How many times have you lost 30 minutes infinite-scrolling through “You grew up in the 90’s if…” articles, or found yourself clicking deep in a stranger’s wedding album, or—god forbid— realize you’re way more informed about current celebrities than you ever intended to be? I can’t tell you how often I’ve caught myself in this trap, and how guilty I feel when I wind up here. At best I’ve numbed my brain with useless trivia, at worst I’ve squandered an opportunity to work on something that I actually care about.

Arriving here is no accident. These experiences are meticulously designed and strategized to drive up page-views and keep you on a site. A content strategist developed “can’t-miss!” taglines and chose juicy clickable images; an interaction designer made it easy to keep clicking through to the next link. It was good (bad) UX that gets and keeps you there.

Bad UX is user experience and content strategy with ulterior motives, that doesn’t have your best interest in mind. Dark Patterns has excellently defined these patterns in interaction design as “UI anti-pattern.” From “Bait and Switch” to “Trick Questions,” Dark Patterns sheds light on the tricks of bad UX and how they have their basis in psychological manipulation.

In Your App Makes Me Fat, Kathy Sierra (@seriouspony) posits that the more intuitive the user experience, the more cognitive resources users are left with to do other valuable things with their time, and the easier it is to turn our attention away. Unfortunately, when these powers are used for bad the effects can be harmful:

“[I]f it’s “content” designed solely to suck people in (“7 ways to be OMG awesome!!”) for the chance to “convert”, we’re hurting people. If we’re pumping out “content” because frequency, we’re hurting people.”

You shouldn’t be left feeling bad after a web browsing experience. We’re humans designing for other humans, the internet should be an equalizer and a place for enlightenment and productivity.

It’s frustrating to be manipulated. So beat these bad designers at their own game. Don’t let them modify your behavior for the worse, take responsibility for your own behavior. Don’t make it so easy to be distracted. Put up barriers to the distractions that drain your focus and your time.

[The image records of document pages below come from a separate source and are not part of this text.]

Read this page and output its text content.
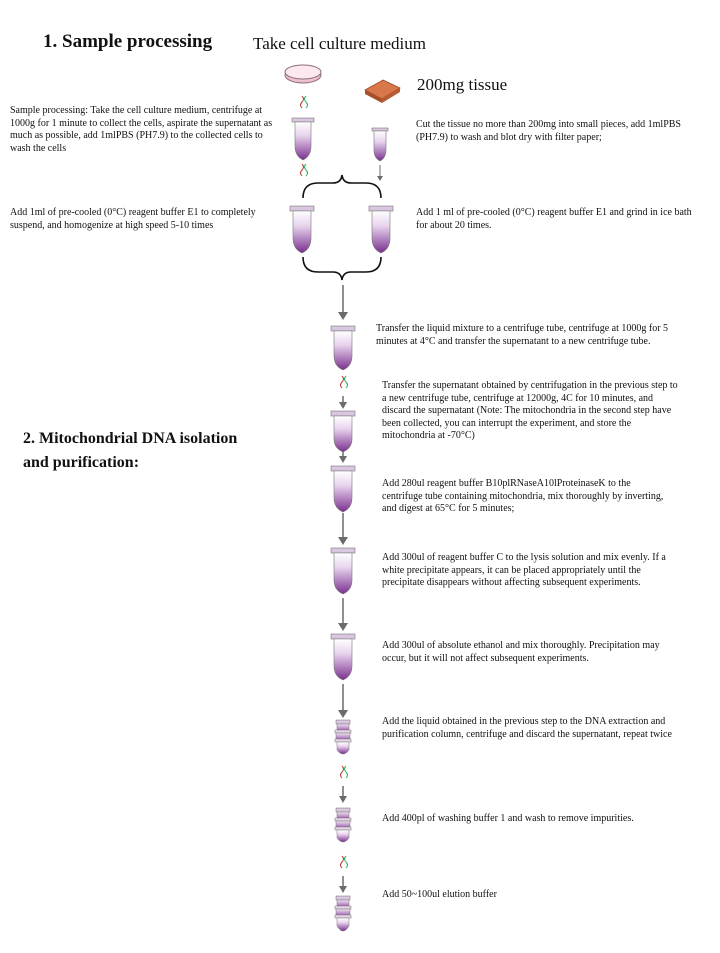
1. Sample processing Take cell culture medium
200mg tissue
Sample processing: Take the cell culture medium, centrifuge at 1000g for 1 minute to collect the cells, aspirate the supernatant as much as possible, add 1mlPBS (PH7.9) to the collected cells to wash the cells
Cut the tissue no more than 200mg into small pieces, add 1mlPBS (PH7.9) to wash and blot dry with filter paper;
Add 1ml of pre-cooled (0°C) reagent buffer E1 to completely suspend, and homogenize at high speed 5-10 times
Add 1 ml of pre-cooled (0°C) reagent buffer E1 and grind in ice bath for about 20 times.
2. Mitochondrial DNA isolation
and purification:
Transfer the liquid mixture to a centrifuge tube, centrifuge at 1000g for 5 minutes at 4°C and transfer the supernatant to a new centrifuge tube.
Transfer the supernatant obtained by centrifugation in the previous step to a new centrifuge tube, centrifuge at 12000g, 4C for 10 minutes, and discard the supernatant (Note: The mitochondria in the second step have been collected, you can interrupt the experiment, and store the mitochondria at -70°C)
Add 280ul reagent buffer B10plRNaseA10lProteinaseK to the centrifuge tube containing mitochondria, mix thoroughly by inverting, and digest at 65°C for 5 minutes;
Add 300ul of reagent buffer C to the lysis solution and mix evenly. If a white precipitate appears, it can be placed appropriately until the precipitate disappears without affecting subsequent experiments.
Add 300ul of absolute ethanol and mix thoroughly. Precipitation may occur, but it will not affect subsequent experiments.
Add the liquid obtained in the previous step to the DNA extraction and purification column, centrifuge and discard the supernatant, repeat twice
Add 400pl of washing buffer 1 and wash to remove impurities.
Add 50~100ul elution buffer
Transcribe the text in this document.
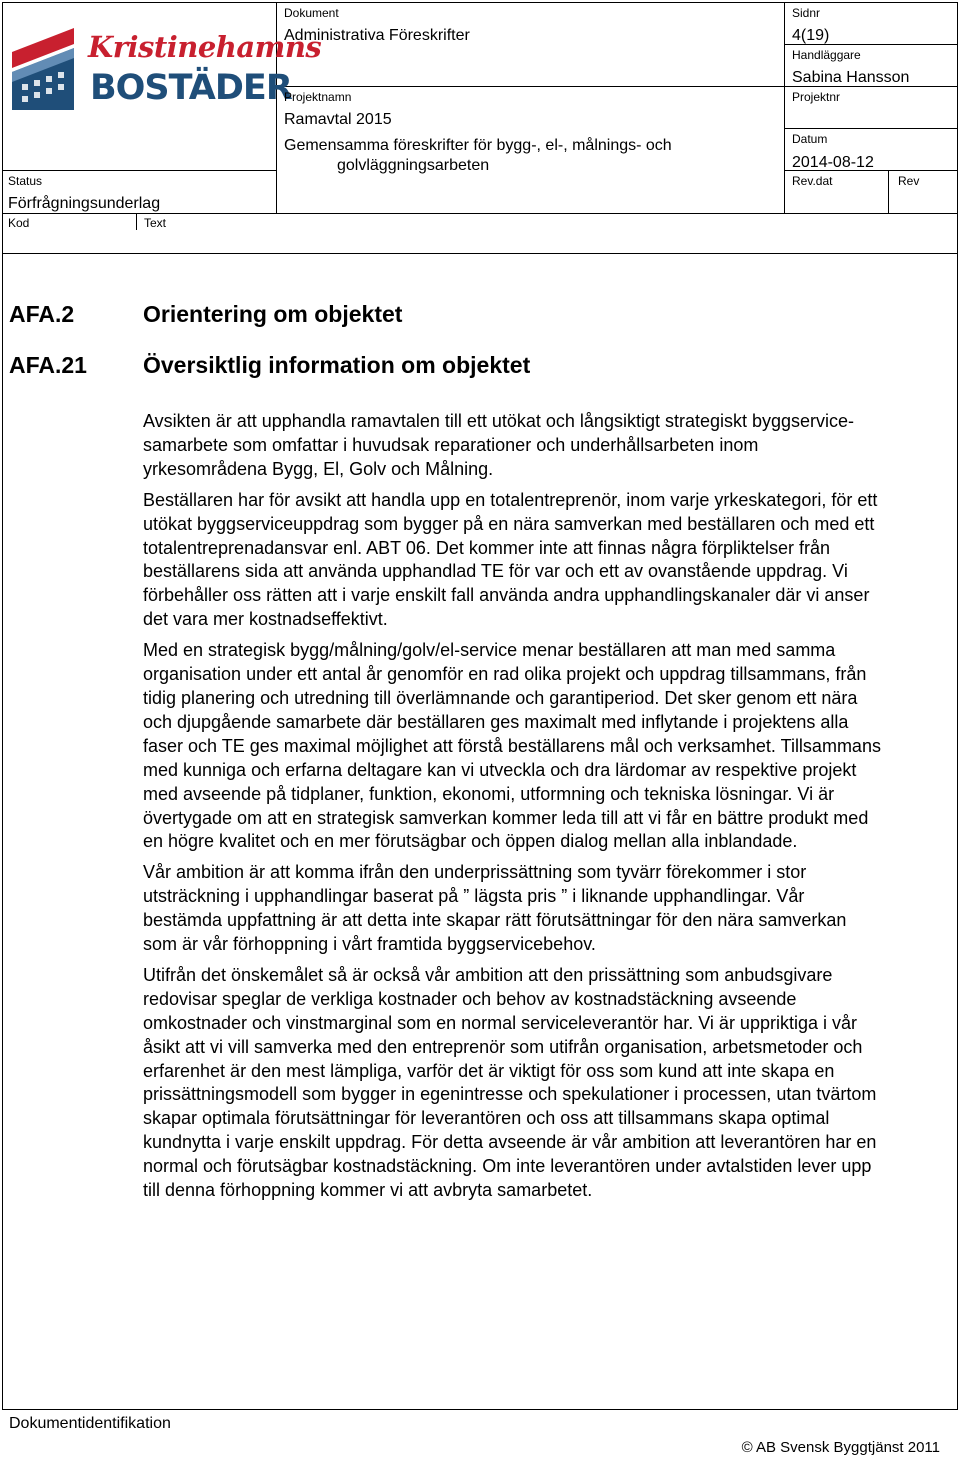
Kristinehamns
BOSTÄDER
Dokument
Administrativa Föreskrifter
Sidnr
4(19)
Handläggare
Sabina Hansson
Projektnamn
Ramavtal 2015
Gemensamma föreskrifter för bygg-, el-, målnings- och
golvläggningsarbeten
Projektnr
Datum
2014-08-12
Status
Förfrågningsunderlag
Rev.dat	Rev
Kod	Text
AFA.2	Orientering om objektet
AFA.21 Översiktlig information om objektet

Avsikten är att upphandla ramavtalen till ett utökat och långsiktigt strategiskt byggservice-samarbete som omfattar i huvudsak reparationer och underhållsarbeten inom yrkesområdena Bygg, El, Golv och Målning.

Beställaren har för avsikt att handla upp en totalentreprenör, inom varje yrkeskategori, för ett utökat byggserviceuppdrag som bygger på en nära samverkan med beställaren och med ett totalentreprenadansvar enl. ABT 06. Det kommer inte att finnas några förpliktelser från beställarens sida att använda upphandlad TE för var och ett av ovanstående uppdrag. Vi förbehåller oss rätten att i varje enskilt fall använda andra upphandlingskanaler där vi anser det vara mer kostnadseffektivt.

Med en strategisk bygg/målning/golv/el-service menar beställaren att man med samma organisation under ett antal år genomför en rad olika projekt och uppdrag tillsammans, från tidig planering och utredning till överlämnande och garantiperiod. Det sker genom ett nära och djupgående samarbete där beställaren ges maximalt med inflytande i projektens alla faser och TE ges maximal möjlighet att förstå beställarens mål och verksamhet. Tillsammans med kunniga och erfarna deltagare kan vi utveckla och dra lärdomar av respektive projekt med avseende på tidplaner, funktion, ekonomi, utformning och tekniska lösningar. Vi är övertygade om att en strategisk samverkan kommer leda till att vi får en bättre produkt med en högre kvalitet och en mer förutsägbar och öppen dialog mellan alla inblandade.

Vår ambition är att komma ifrån den underprissättning som tyvärr förekommer i stor utsträckning i upphandlingar baserat på ” lägsta pris ” i liknande upphandlingar. Vår bestämda uppfattning är att detta inte skapar rätt förutsättningar för den nära samverkan som är vår förhoppning i vårt framtida byggservicebehov.

Utifrån det önskemålet så är också vår ambition att den prissättning som anbudsgivare redovisar speglar de verkliga kostnader och behov av kostnadstäckning avseende omkostnader och vinstmarginal som en normal serviceleverantör har. Vi är uppriktiga i vår åsikt att vi vill samverka med den entreprenör som utifrån organisation, arbetsmetoder och erfarenhet är den mest lämpliga, varför det är viktigt för oss som kund att inte skapa en prissättningsmodell som bygger in egenintresse och spekulationer i processen, utan tvärtom skapar optimala förutsättningar för leverantören och oss att tillsammans skapa optimal kundnytta i varje enskilt uppdrag. För detta avseende är vår ambition att leverantören har en normal och förutsägbar kostnadstäckning. Om inte leverantören under avtalstiden lever upp till denna förhoppning kommer vi att avbryta samarbetet.

Dokumentidentifikation
© AB Svensk Byggtjänst 2011
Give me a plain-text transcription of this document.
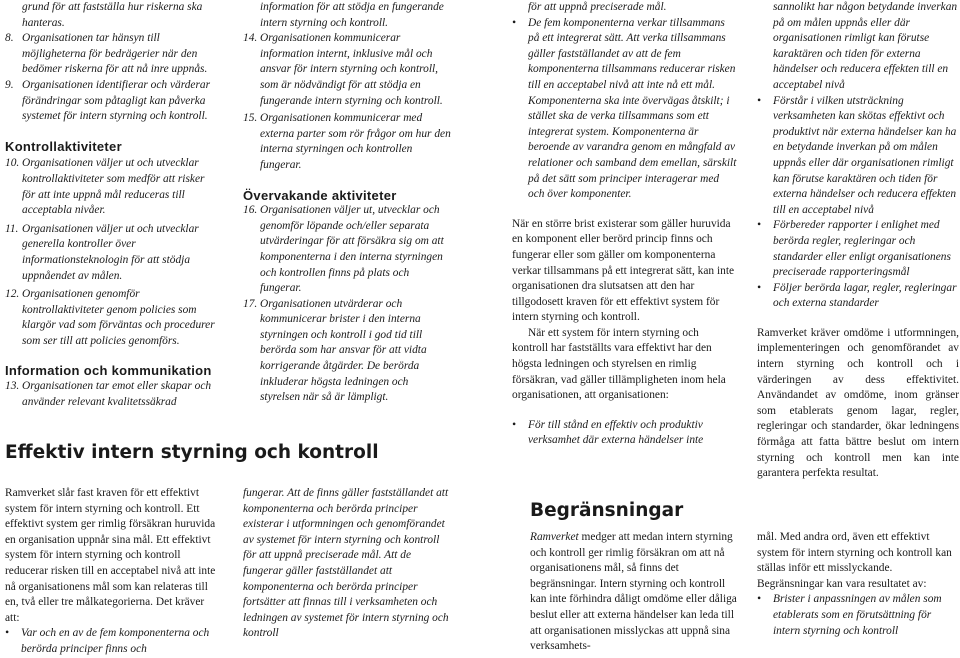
grund för att fastställa hur riskerna ska hanteras.

8. Organisationen tar hänsyn till möjligheterna för bedrägerier när den bedömer riskerna för att nå inre uppnås.
9. Organisationen identifierar och värderar förändringar som påtagligt kan påverka systemet för intern styrning och kontroll.
Kontrollaktiviteter
10. Organisationen väljer ut och utvecklar kontrollaktiviteter som medför att risker för att inte uppnå mål reduceras till acceptabla nivåer.
11. Organisationen väljer ut och utvecklar generella kontroller över informationsteknologin för att stödja uppnåendet av målen.
12. Organisationen genomför kontrollaktiviteter genom policies som klargör vad som förväntas och procedurer som ser till att policies genomförs.
Information och kommunikation
13. Organisationen tar emot eller skapar och använder relevant kvalitetssäkrad

information för att stödja en fungerande intern styrning och kontroll.

14. Organisationen kommunicerar information internt, inklusive mål och ansvar för intern styrning och kontroll, som är nödvändigt för att stödja en fungerande intern styrning och kontroll.
15. Organisationen kommunicerar med externa parter som rör frågor om hur den interna styrningen och kontrollen fungerar.
Övervakande aktiviteter
16. Organisationen väljer ut, utvecklar och genomför löpande och/eller separata utvärderingar för att försäkra sig om att komponenterna i den interna styrningen och kontrollen finns på plats och fungerar.
17. Organisationen utvärderar och kommunicerar brister i den interna styrningen och kontroll i god tid till berörda som har ansvar för att vidta korrigerande åtgärder. De berörda inkluderar högsta ledningen och styrelsen när så är lämpligt.

för att uppnå preciserade mål.

• De fem komponenterna verkar tillsammans på ett integrerat sätt. Att verka tillsammans gäller fastställandet av att de fem komponenterna tillsammans reducerar risken till en acceptabel nivå att inte nå ett mål. Komponenterna ska inte övervägas åtskilt; i stället ska de verka tillsammans som ett integrerat system. Komponenterna är beroende av varandra genom en mångfald av relationer och samband dem emellan, särskilt på det sätt som principer interagerar med och över komponenter.

När en större brist existerar som gäller huruvida en komponent eller berörd princip finns och fungerar eller som gäller om komponenterna verkar tillsammans på ett integrerat sätt, kan inte organisationen dra slutsatsen att den har tillgodosett kraven för ett effektivt system för intern styrning och kontroll.

När ett system för intern styrning och kontroll har fastställts vara effektivt har den högsta ledningen och styrelsen en rimlig försäkran, vad gäller tillämpligheten inom hela organisationen, att organisationen:

• För till stånd en effektiv och produktiv verksamhet där externa händelser inte

sannolikt har någon betydande inverkan på om målen uppnås eller där organisationen rimligt kan förutse karaktären och tiden för externa händelser och reducera effekten till en acceptabel nivå

• Förstår i vilken utsträckning verksamheten kan skötas effektivt och produktivt när externa händelser kan ha en betydande inverkan på om målen uppnås eller där organisationen rimligt kan förutse karaktären och tiden för externa händelser och reducera effekten till en acceptabel nivå
• Förbereder rapporter i enlighet med berörda regler, regleringar och standarder eller enligt organisationens preciserade rapporteringsmål
• Följer berörda lagar, regler, regleringar och externa standarder

Ramverket kräver omdöme i utformningen, implementeringen och genomförandet av intern styrning och kontroll och i värderingen av dess effektivitet. Användandet av omdöme, inom gränser som etablerats genom lagar, regler, regleringar och standarder, ökar ledningens förmåga att fatta bättre beslut om intern styrning och kontroll men kan inte garantera perfekta resultat.

Effektiv intern styrning och kontroll

Ramverket slår fast kraven för ett effektivt system för intern styrning och kontroll. Ett effektivt system ger rimlig försäkran huruvida en organisation uppnår sina mål. Ett effektivt system för intern styrning och kontroll reducerar risken till en acceptabel nivå att inte nå organisationens mål som kan relateras till en, två eller tre målkategorierna. Det kräver att:

• Var och en av de fem komponenterna och berörda principer finns och

fungerar. Att de finns gäller fastställandet att komponenterna och berörda principer existerar i utformningen och genomförandet av systemet för intern styrning och kontroll för att uppnå preciserade mål. Att de fungerar gäller fastställandet att komponenterna och berörda principer fortsätter att finnas till i verksamheten och ledningen av systemet för intern styrning och kontroll

Begränsningar

Ramverket medger att medan intern styrning och kontroll ger rimlig försäkran om att nå organisationens mål, så finns det begränsningar. Intern styrning och kontroll kan inte förhindra dåligt omdöme eller dåliga beslut eller att externa händelser kan leda till att organisationen misslyckas att uppnå sina verksamhets-

mål. Med andra ord, även ett effektivt system för intern styrning och kontroll kan ställas inför ett misslyckande. Begränsningar kan vara resultatet av:

• Brister i anpassningen av målen som etablerats som en förutsättning för intern styrning och kontroll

The first step is identifying your danger zones. This is probably easy. Anything in the category of social media, anything with infinite scrolling. If you need help, try using RescueTime to determine how much time you’re spending where online. That is, if you can handle the truth.

Once you’ve identified these, eliminate the shortcuts. Audit your bookmark bar. Are your time-sucks lined up neatly in a row? Take them away. My main temptation is the various sites that let me scroll infinitely, with eye candy of videos and links interspersed: Facebook, Twitter, Feedly, Tumblr. All the big guys. So I took them off my bookmark bar. I removed Facebook from my phone completely. Don’t make it so easy for yourself to be sucked in.

Employ a self-timer in your workflow and stick to it. I like using a Pomodoro Timer which staggers periods of concentration and short breaks plus the occasional longer break. Also- never underestimate the restorative power of walking outside or stepping away from your screen. Take care of your body to take care of your mind.

When you pull yourself out of a mindless internet hole, know that it’s not your fault. But also know that you have the power to not let it happen again (or as often). Think like a UX Designer and intentionally design the way you use the web so that it works for you, not you for it. The internet is amazing and wonderful and if we are able to take control of our experience, it can be a solely positive force in our lives- for productivity, connecting with people, and broadening our minds. Don’t let it make you dumber or less productive. UX design yourself into web-browsing bliss.